Спектакль без зрителей – что может быть печальней.
Взошла луна. На невысоком холме стоял Гений и наблюдал полет двух людей. Бывших людей. Он не вернет их на землю. Почему он выбрал этих двоих, зачем снабдил их способностью к парению? Я, рассказчик, не знаю, и спросить не у кого. Может быть, это был каприз Гения, а быть может, холодно задуманный и безжалостно исполненный эксперимент.
Впрочем, это наша человеческая смешная привычка - наделять Гения человеческими же свойствами: любовью, состраданием, желанием наказать или поощрить. Мы, люди, верим и не верим одновременно, что наш видимый и осязаемый мир – это единственная реальность.
Мы верим во всемогущество науки и одновременно верим в сказки, даже если убеждаем себя и других, что не верим в них.
Автор в детстве летал во сне и сожалеет, что больше эти сны к нему не приходят.
Этюд номер пять
Подъезжая под Ижоры, я взглянул на небеса. То, что я увидел, мне не понравилось. Тучи, набухшие влагой, смотрели грозно. Темные вертикальные полосы на горизонте, воронье, молча носившееся кругами, не оставляли надежды на то, что ненастье пройдет стороной.

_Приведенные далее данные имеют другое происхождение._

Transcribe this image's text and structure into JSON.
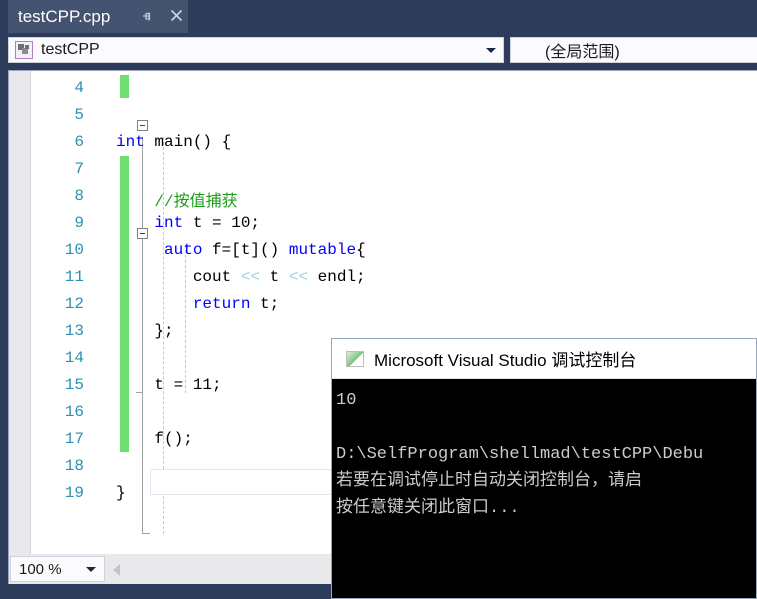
{
  "window": {
    "tab": {
      "label": "testCPP.cpp",
      "pin_icon": "pin-icon",
      "close_icon": "close-icon"
    }
  },
  "navbar": {
    "project_combo": {
      "icon": "project-icon",
      "value": "testCPP",
      "arrow_icon": "chevron-down-icon"
    },
    "scope_combo": {
      "value": "(全局范围)"
    }
  },
  "editor": {
    "lines": [
      {
        "no": "4",
        "segments": []
      },
      {
        "no": "5",
        "segments": []
      },
      {
        "no": "6",
        "segments": [
          {
            "t": "int",
            "c": "kw"
          },
          {
            "t": " main() {",
            "c": ""
          }
        ]
      },
      {
        "no": "7",
        "segments": []
      },
      {
        "no": "8",
        "segments": [
          {
            "t": "    //按值捕获",
            "c": "com"
          }
        ]
      },
      {
        "no": "9",
        "segments": [
          {
            "t": "    ",
            "c": ""
          },
          {
            "t": "int",
            "c": "kw"
          },
          {
            "t": " t = 10;",
            "c": ""
          }
        ]
      },
      {
        "no": "10",
        "segments": [
          {
            "t": "     ",
            "c": ""
          },
          {
            "t": "auto",
            "c": "kw"
          },
          {
            "t": " f=[t]() ",
            "c": ""
          },
          {
            "t": "mutable",
            "c": "kw"
          },
          {
            "t": "{",
            "c": ""
          }
        ]
      },
      {
        "no": "11",
        "segments": [
          {
            "t": "        cout ",
            "c": ""
          },
          {
            "t": "<<",
            "c": "op"
          },
          {
            "t": " t ",
            "c": ""
          },
          {
            "t": "<<",
            "c": "op"
          },
          {
            "t": " endl;",
            "c": ""
          }
        ]
      },
      {
        "no": "12",
        "segments": [
          {
            "t": "        ",
            "c": ""
          },
          {
            "t": "return",
            "c": "kw"
          },
          {
            "t": " t;",
            "c": ""
          }
        ]
      },
      {
        "no": "13",
        "segments": [
          {
            "t": "    };",
            "c": ""
          }
        ]
      },
      {
        "no": "14",
        "segments": []
      },
      {
        "no": "15",
        "segments": [
          {
            "t": "    t = 11;",
            "c": ""
          }
        ]
      },
      {
        "no": "16",
        "segments": []
      },
      {
        "no": "17",
        "segments": [
          {
            "t": "    f();",
            "c": ""
          }
        ]
      },
      {
        "no": "18",
        "segments": []
      },
      {
        "no": "19",
        "segments": [
          {
            "t": "}",
            "c": ""
          }
        ]
      }
    ],
    "fold_boxes": [
      {
        "name": "fold-toggle-main",
        "line": 2
      },
      {
        "name": "fold-toggle-lambda",
        "line": 6
      }
    ],
    "change_bars": [
      {
        "line_start": 0,
        "line_count": 1
      },
      {
        "line_start": 3,
        "line_count": 11
      }
    ],
    "current_line_index": 13
  },
  "statusbar": {
    "zoom_value": "100 %",
    "zoom_arrow_icon": "chevron-down-icon",
    "scroll_left_icon": "scroll-left-arrow-icon"
  },
  "console": {
    "title": "Microsoft Visual Studio 调试控制台",
    "icon": "console-app-icon",
    "lines": [
      "10",
      "",
      "D:\\SelfProgram\\shellmad\\testCPP\\Debu",
      "若要在调试停止时自动关闭控制台，请启",
      "按任意键关闭此窗口..."
    ]
  },
  "colors": {
    "chrome": "#2d3c5a",
    "tab_active": "#44536f",
    "keyword": "#0000ff",
    "comment": "#1f9d1f",
    "linenumber": "#2b91af",
    "changebar_green": "#6fe06f",
    "console_bg": "#000000",
    "console_fg": "#cccccc"
  }
}
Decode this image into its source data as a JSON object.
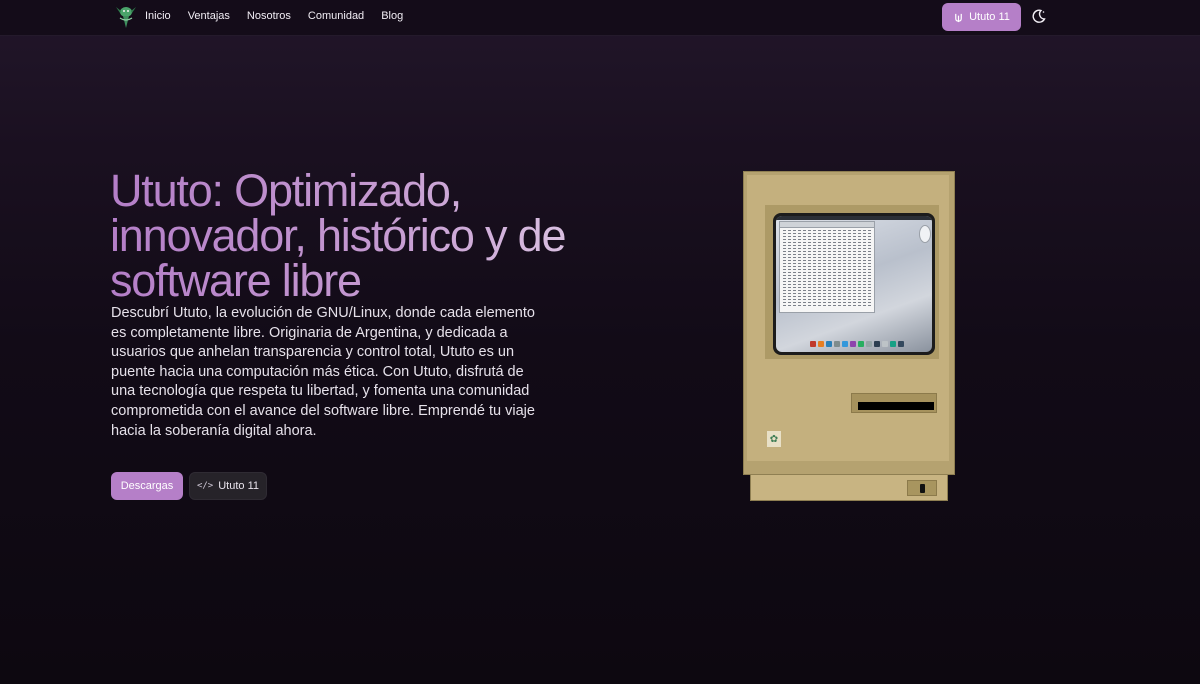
{
  "nav": {
    "links": [
      "Inicio",
      "Ventajas",
      "Nosotros",
      "Comunidad",
      "Blog"
    ],
    "cta_label": "Ututo 11",
    "logo_icon": "ututo-gnu-logo-icon",
    "theme_icon": "moon-icon"
  },
  "hero": {
    "title": "Ututo: Optimizado, innovador, histórico y de software libre",
    "description": "Descubrí Ututo, la evolución de GNU/Linux, donde cada elemento es completamente libre. Originaria de Argentina, y dedicada a usuarios que anhelan transparencia y control total, Ututo es un puente hacia una computación más ética. Con Ututo, disfrutá de una tecnología que respeta tu libertad, y fomenta una comunidad comprometida con el avance del software libre. Emprendé tu viaje hacia la soberanía digital ahora.",
    "primary_button": "Descargas",
    "secondary_button": "Ututo 11",
    "secondary_icon": "code-icon"
  },
  "colors": {
    "accent": "#b57fc8",
    "background": "#120b17",
    "mac_beige": "#c4b07e"
  }
}
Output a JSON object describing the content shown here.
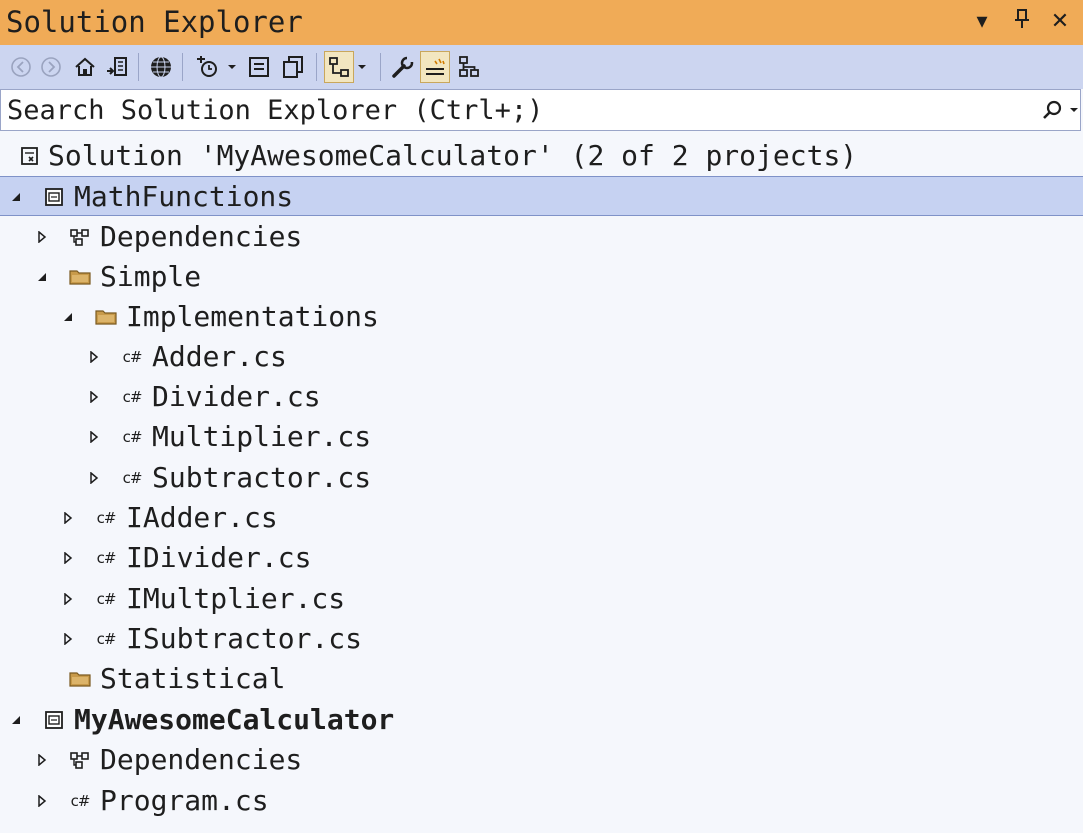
{
  "window": {
    "title": "Solution Explorer"
  },
  "title_controls": [
    {
      "name": "window-position-dropdown-icon",
      "glyph": "▾"
    },
    {
      "name": "pin-icon",
      "glyph": "⊥"
    },
    {
      "name": "close-icon",
      "glyph": "✕"
    }
  ],
  "toolbar": {
    "buttons": [
      "back-icon",
      "forward-icon",
      "home-icon",
      "switch-views-icon",
      "web-icon",
      "pending-changes-filter-icon",
      "collapse-all-icon",
      "show-all-files-icon",
      "sync-with-active-document-icon",
      "properties-icon",
      "preview-selected-items-icon",
      "class-view-icon"
    ]
  },
  "search": {
    "placeholder": "Search Solution Explorer (Ctrl+;)"
  },
  "tree": {
    "solution": "Solution 'MyAwesomeCalculator' (2 of 2 projects)",
    "projects": [
      {
        "name": "MathFunctions",
        "selected": true,
        "items": {
          "dependencies": "Dependencies",
          "simple_folder": "Simple",
          "implementations_folder": "Implementations",
          "implementation_files": [
            "Adder.cs",
            "Divider.cs",
            "Multiplier.cs",
            "Subtractor.cs"
          ],
          "interface_files": [
            "IAdder.cs",
            "IDivider.cs",
            "IMultplier.cs",
            "ISubtractor.cs"
          ],
          "statistical_folder": "Statistical"
        }
      },
      {
        "name": "MyAwesomeCalculator",
        "bold": true,
        "items": {
          "dependencies": "Dependencies",
          "program_file": "Program.cs"
        }
      }
    ]
  },
  "colors": {
    "titlebar": "#f0ab57",
    "toolbar": "#ccd5f0",
    "background": "#f5f7fc",
    "selection": "#c6d2f2",
    "folder": "#c89a4a"
  }
}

Я едва успел распрячь своего верного Нисана - он еще пофыркивал добродушно, остывая - как грянул ливень с молниями. Нет никакой возможности адекватно описать грозу после того, как это сделал Петр Ильич с помощью двух литавр и трех мрачных подсурдиненных тромбонов. Кстати, на той знаменитой премьере в Дворянском Собрании я сидел третьим во вторых скрипках. Музыка сводит меня с ума. Звучание большого мажорного септаккорда мне милее стрекота кузнечиков и свиста иволги. Я знаю, мой вкус могут назвать пошлым, но рукотворная гармония пьянит меня, как пунш на дружеской пирушке. Соловей вызывает во мне лишь приступ ипохондрии.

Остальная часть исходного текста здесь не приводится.